QS. An-Nisa [4] : 36
Dan sembahlah Allah dan janganlah kamu mempersekutukan-Nya dengan sesuatu apa pun. Dan berbuat-baiklah kepada kedua orang tua, karib-kerabat, anak-anak yatim, orang-orang miskin, tetangga dekat dan tetangga jauh, teman sejawat, ibnu sabil dan hamba sahaya yang kamu miliki. Sungguh, Allah tidak menyukai orang yang sombong dan membanggakan diri,
Sembahlah Allah dan tunduklah kepada-Nya semata, jangan mengangkat sekutu bagi-Nya dalam rububiyah dan ibadah. Berbuat baiklah kepada bapak ibu, tunaikan hak keduanya dan hak-hak para kerabat, anak-anak yang ditinggal mati oleh bapak mereka saat mereka belum berusia dewasa, orang-orang yang membutuhkan yang tidak mempunyai apa yang mencukupi dan menutup kebutuhan mereka, tetangga yang dekat dan tetangga yang jauh, kawan dalam perjalanan dan saat tinggal, musafir yang memerlukan dan hamba sahaya baik laki-laki maupun wanita. Sesungguhnya Allah tidak menyukai hamba-hamba-Nya yang menyombongkan diri yang merasa lebih tinggi dari manusia lainnya.

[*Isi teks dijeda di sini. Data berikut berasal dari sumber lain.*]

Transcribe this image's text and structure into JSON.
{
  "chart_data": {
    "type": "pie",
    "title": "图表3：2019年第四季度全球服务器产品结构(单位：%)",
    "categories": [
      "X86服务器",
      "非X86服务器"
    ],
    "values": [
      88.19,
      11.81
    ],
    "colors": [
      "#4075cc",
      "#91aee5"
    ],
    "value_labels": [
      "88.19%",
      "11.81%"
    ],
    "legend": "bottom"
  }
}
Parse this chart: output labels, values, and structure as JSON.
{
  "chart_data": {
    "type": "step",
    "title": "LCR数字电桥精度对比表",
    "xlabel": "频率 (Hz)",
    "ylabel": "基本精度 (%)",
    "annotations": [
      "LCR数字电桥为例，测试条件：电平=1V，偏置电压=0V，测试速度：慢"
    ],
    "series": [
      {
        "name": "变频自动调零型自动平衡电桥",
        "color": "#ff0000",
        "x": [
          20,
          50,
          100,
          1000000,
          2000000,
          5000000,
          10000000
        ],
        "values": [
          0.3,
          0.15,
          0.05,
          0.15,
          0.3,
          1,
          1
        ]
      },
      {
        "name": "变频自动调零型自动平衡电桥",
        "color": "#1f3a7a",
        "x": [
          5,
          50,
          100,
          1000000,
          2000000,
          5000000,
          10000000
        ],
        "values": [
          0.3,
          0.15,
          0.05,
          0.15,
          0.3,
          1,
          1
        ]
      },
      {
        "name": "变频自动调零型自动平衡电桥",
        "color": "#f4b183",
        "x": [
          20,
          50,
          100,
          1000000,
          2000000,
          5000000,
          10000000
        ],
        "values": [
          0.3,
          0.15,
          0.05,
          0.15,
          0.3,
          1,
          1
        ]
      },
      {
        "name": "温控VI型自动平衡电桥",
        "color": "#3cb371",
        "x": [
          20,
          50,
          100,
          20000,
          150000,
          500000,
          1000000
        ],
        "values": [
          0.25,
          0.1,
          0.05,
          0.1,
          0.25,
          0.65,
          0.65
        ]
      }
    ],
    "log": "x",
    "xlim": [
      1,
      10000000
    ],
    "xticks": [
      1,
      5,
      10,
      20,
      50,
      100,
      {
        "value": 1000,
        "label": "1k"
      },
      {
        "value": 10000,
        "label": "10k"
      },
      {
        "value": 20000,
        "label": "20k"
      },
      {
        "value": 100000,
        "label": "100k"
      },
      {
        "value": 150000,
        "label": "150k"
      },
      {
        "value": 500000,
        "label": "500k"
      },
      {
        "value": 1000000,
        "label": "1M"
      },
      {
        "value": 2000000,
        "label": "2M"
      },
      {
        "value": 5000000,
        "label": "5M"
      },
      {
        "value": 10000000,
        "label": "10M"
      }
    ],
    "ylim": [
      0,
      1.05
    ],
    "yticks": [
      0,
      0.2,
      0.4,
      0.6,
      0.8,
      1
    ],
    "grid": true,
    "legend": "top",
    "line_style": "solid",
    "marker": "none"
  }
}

Allah سُبْحَانَهُ وَ تَعَالَى memerintahkan kepada hamba-hamba-Nya agar menyembah Dia semata, tiada sekutu bagi Dia. Karena sesungguhnya Dialah Yang Maha Pencipta, Maha Pemberi rezeki, Yang memberi nikmat, Yang memberikan karunia kepada makhluk-Nya dalam semua waktu dan keadaan. Dialah Yang berhak untuk disembah oleh mereka dengan mengesakan-Nya dan tidak mempersekutukan-Nya dengan sesuatu pun dari makhluk-Nya. Seperti yang disebutkan di dalam sabda Nabi صَلَّى اللهُ عَلَيْهِ وَسَلَّمَ kepada Mu’az ibnu Jabal:
“Tahukah kamu, apakah hak Allah atas hamba-hamba-Nya?” Mu’az menjawab, “Allah dan Rasul-Nya lebih mengetahui.” Nabi صَلَّى اللهُ عَلَيْهِ وَسَلَّمَ bersabda, “Hendaknya mereka menyembah-Nya dan tidak mempersekutukan-Nya dengan sesuatu pun.” Antara lain Nabi صَلَّى اللهُ عَلَيْهِ وَسَلَّمَ bersabda pula: Tahukah kamu, apakah hak hamba-hamba Allah atas Allah, apabila mereka mengerjakan hal tersebut? Yaitu Dia tidak akan mengazab mereka.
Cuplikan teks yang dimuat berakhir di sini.